You can study previous form, read into the technical changes made by each team and look at time sheets from testing – but you will never be sure how the field will shake out when it comes to the morning of an ePrix.
The two rounds that opened up this season threw the form book out the window, and proved that Formula E remains as unpredictable as ever.
Much had been said about the pace of Audi Sport Abt Schaeffler in testing – their long run pace looked immense, and reigning champion Lucas di Grassi was unsurprisingly the bookies’ favourite to make it two in a row.
You also had Renault e.dams looking good over one lap, and as the only team to have won the team’s championship, many were expecting a season long battle between Sebastien Buemi and di Grassi for the title.
So it was startling that both left Hong Kong with just a single point between them.
Di Grassi and Buemi could only manage sixth and ninth respectively in qualifying for the first race, with neither of them finishing in the points.
The second race saw them qualifying even further down the field – in thirteenth and last place.
Both suffered from technical issues as well, something you would have thought would have been ironed out given the resources of the manufacturers behind each of them.
In the end Buemi was fortunate to come away with the one point that he did, gained only as a result of his promotion to tenth place following the disqualification of Daniel Abt, but while last year’s title challengers were faltering there were plenty of surprises at the other end of the grid.
The stand out amongst these was Edorado Mortara. The Swiss-Italian had never driven in a Formula E race before, and several gearbox problems during testing had seen Venturi finish at the bottom of the timesheets with very little mileage.
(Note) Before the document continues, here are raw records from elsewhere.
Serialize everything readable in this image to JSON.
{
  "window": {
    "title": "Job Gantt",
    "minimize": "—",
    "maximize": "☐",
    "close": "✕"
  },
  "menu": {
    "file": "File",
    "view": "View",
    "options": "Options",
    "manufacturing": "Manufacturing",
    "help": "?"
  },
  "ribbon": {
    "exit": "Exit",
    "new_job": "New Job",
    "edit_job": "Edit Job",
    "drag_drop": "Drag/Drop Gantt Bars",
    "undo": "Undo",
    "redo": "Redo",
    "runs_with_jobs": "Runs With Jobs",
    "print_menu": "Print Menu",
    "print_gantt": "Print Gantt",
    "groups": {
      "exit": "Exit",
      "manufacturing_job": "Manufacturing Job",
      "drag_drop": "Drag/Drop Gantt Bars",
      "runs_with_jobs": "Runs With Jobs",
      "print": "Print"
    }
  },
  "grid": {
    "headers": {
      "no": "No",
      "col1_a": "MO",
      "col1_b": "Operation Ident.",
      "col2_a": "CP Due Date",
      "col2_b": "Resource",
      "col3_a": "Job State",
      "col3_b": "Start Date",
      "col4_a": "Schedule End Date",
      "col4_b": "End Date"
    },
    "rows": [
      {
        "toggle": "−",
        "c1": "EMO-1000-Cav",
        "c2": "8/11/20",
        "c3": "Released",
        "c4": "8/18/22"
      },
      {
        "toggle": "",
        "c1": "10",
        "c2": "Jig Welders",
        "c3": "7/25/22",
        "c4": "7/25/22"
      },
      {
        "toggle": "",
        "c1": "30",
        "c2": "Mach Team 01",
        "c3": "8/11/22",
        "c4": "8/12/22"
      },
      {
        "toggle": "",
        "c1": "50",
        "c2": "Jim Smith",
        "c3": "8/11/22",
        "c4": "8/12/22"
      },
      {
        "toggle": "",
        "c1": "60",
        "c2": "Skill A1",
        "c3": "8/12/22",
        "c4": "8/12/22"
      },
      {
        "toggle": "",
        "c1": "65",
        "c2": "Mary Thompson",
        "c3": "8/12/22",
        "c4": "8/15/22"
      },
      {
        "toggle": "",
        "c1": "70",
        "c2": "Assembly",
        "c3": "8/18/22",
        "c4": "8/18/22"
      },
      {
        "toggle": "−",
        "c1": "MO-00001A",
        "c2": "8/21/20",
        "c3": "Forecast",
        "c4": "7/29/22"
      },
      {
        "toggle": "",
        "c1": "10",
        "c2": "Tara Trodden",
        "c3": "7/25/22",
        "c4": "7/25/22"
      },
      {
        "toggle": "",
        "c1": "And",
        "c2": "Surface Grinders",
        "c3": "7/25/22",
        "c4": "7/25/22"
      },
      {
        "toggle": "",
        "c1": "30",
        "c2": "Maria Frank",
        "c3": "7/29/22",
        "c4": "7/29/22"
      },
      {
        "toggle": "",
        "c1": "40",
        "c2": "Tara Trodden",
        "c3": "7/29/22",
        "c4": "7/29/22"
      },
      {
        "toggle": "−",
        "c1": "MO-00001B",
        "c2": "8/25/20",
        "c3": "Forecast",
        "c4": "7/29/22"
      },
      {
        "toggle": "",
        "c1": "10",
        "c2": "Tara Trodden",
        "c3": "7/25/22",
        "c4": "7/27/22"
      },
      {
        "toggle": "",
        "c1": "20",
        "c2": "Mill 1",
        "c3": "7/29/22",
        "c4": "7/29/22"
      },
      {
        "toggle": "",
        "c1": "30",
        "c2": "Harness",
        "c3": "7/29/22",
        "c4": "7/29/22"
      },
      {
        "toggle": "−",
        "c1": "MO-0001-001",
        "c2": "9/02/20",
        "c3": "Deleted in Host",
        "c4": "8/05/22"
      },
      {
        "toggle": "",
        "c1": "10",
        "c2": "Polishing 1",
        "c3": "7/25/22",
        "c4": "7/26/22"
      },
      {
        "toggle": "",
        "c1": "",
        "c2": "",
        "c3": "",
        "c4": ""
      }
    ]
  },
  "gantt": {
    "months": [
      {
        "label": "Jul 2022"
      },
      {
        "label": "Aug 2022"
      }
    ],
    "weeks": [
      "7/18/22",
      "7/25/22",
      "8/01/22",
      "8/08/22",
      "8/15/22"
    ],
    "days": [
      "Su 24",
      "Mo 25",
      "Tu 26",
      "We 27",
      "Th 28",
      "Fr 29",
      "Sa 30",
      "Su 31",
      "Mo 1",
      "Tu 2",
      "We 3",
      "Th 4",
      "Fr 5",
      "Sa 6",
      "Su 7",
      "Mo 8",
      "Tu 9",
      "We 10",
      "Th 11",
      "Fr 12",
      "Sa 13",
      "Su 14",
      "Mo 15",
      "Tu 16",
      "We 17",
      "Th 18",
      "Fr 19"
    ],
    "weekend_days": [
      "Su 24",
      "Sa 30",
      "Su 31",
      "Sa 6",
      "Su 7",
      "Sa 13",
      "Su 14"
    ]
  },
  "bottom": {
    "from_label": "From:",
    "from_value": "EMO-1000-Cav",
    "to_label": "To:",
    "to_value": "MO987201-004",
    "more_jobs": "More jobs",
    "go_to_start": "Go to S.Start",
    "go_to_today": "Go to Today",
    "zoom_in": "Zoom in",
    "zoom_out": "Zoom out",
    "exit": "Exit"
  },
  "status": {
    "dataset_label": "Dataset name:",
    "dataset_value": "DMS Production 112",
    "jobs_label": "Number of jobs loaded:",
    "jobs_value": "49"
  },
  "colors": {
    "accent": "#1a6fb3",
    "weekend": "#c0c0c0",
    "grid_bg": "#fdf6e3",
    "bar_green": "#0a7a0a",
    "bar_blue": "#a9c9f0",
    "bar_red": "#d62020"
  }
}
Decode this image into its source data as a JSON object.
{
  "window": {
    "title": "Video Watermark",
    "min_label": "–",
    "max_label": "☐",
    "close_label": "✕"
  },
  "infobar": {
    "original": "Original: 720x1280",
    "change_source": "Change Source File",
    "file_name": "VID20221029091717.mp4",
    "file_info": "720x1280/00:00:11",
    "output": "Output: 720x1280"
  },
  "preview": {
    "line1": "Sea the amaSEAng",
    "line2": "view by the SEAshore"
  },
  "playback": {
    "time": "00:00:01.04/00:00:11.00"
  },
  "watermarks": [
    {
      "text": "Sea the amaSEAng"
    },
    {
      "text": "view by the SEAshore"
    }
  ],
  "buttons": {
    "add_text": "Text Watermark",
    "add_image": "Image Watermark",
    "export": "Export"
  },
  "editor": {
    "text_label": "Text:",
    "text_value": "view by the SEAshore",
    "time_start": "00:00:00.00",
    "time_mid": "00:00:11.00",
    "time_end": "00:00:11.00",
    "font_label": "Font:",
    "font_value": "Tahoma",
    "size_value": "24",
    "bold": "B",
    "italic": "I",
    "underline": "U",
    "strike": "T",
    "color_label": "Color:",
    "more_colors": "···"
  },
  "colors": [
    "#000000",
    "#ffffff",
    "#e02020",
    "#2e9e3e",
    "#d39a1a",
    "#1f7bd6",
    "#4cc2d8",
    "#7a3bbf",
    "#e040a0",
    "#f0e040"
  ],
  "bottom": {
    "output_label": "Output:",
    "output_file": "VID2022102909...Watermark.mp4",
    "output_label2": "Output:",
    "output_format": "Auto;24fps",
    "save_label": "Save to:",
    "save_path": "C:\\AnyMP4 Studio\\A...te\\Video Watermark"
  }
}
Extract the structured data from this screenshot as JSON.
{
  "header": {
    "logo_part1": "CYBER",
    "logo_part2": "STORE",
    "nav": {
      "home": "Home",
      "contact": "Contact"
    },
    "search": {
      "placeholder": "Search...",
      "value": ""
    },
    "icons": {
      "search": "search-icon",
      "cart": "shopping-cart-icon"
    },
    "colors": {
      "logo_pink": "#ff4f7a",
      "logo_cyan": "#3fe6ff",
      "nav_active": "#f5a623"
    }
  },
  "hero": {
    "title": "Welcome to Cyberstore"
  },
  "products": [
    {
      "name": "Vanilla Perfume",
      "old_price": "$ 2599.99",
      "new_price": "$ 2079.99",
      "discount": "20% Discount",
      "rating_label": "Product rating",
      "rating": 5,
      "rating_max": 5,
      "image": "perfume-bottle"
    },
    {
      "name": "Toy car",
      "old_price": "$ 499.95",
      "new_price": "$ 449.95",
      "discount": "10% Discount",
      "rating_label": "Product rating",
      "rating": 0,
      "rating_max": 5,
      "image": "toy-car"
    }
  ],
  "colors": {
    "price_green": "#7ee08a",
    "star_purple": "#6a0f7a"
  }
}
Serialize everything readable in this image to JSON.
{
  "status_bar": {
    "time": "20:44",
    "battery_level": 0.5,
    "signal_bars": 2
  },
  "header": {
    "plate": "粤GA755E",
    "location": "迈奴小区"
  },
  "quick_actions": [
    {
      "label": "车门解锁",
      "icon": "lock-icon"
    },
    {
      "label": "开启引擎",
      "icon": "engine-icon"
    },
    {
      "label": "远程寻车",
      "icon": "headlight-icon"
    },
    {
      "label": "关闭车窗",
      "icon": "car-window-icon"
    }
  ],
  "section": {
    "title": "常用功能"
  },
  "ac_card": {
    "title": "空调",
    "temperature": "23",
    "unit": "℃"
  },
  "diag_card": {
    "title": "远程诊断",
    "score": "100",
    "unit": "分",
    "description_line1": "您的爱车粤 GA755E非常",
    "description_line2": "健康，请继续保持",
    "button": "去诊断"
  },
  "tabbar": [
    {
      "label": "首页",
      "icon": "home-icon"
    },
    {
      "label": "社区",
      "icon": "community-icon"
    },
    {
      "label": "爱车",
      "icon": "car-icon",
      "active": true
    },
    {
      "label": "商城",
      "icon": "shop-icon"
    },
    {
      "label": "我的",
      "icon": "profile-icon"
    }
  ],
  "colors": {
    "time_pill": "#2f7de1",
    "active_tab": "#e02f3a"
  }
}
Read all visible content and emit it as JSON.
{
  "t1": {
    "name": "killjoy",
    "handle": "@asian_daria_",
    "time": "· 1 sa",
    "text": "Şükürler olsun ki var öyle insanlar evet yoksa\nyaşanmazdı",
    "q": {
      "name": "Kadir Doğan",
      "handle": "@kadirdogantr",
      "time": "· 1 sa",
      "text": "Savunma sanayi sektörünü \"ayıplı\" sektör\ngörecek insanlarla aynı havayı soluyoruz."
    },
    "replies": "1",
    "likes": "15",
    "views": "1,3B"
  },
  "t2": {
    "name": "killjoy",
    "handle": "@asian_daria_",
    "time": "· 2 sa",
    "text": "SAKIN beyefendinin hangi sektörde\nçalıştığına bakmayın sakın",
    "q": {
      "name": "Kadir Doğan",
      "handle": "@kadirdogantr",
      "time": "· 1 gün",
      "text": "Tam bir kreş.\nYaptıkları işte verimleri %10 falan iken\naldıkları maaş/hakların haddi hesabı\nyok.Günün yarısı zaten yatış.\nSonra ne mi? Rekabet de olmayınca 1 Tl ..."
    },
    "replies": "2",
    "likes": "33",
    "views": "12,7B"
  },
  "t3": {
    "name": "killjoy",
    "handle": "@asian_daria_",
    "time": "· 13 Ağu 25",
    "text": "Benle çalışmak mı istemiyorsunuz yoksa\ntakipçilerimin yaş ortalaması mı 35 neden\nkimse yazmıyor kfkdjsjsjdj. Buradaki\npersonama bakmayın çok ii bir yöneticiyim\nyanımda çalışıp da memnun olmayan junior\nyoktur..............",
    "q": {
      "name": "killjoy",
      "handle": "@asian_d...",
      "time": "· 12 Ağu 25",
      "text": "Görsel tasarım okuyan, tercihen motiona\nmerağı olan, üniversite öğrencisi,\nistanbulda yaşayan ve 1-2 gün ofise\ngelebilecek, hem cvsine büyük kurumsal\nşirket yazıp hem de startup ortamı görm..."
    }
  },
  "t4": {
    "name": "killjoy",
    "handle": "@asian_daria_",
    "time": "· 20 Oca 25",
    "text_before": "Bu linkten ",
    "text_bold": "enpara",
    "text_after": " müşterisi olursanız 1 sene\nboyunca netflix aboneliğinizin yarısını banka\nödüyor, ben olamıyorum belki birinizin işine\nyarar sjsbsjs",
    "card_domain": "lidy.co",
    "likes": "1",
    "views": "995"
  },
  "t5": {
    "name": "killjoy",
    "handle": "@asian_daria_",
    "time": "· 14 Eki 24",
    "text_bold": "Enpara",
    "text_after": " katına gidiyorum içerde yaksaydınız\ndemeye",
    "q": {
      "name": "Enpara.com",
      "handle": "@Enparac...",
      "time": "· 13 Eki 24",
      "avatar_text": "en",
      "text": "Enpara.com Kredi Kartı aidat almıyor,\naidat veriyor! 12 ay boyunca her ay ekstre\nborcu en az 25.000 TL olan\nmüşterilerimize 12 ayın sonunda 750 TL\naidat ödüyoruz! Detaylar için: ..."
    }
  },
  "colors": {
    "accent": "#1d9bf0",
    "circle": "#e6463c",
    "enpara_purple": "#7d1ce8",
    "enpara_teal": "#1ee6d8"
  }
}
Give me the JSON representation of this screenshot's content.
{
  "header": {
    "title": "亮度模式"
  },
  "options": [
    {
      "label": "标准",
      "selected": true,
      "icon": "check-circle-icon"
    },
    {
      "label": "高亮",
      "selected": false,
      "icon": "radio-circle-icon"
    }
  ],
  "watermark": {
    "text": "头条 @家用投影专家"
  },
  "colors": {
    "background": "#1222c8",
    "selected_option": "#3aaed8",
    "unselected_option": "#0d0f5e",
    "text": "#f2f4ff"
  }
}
Yet come Hog Kong they looked like they had been transformed, with Mortara qualifying in second and then managing his energy levels and speed brilliantly to lead for most of the race.
While his late spin was a sign of his inexperience, and something he himself called a ‘stupid mistake’, it was a remarkable turnaround for a team that had looked nowhere in pre-season. In fact, such was Venturi’s turnaround, they scored as many points in Hong Kong as they did in the entirety of last season.
Similarly remarkable was the performance of Daniel Abt. The German is under pressure to deliver this year, after several seasons of being thoroughly outperformed by team-mate di Grassi. While the Brazilian has notched up six wins and twenty podiums during his time at the team, Abt has only stood on the podium four times – but this weekend he looked like a new man.
He had the beating of di Grassi in Hong Kong, and were it not for a bizarre error from his team he would have scored his first win in the series on his 25th birthday.
This, with DS Virgin Racing’s stunning race pace that saw Sam Bird take the opening victory, and MS&AD Andretti’s turnaround from being at the back of the pack to challenging for podiums – just goes to show what makes Formula E such an attractive series to watch.
It’s unpredictable. It’s ever changing. And it’s full of action.
As much as we learnt from the races in Hong Kong, I wouldn’t bet against another set of surprises awaiting us in Marrakesh.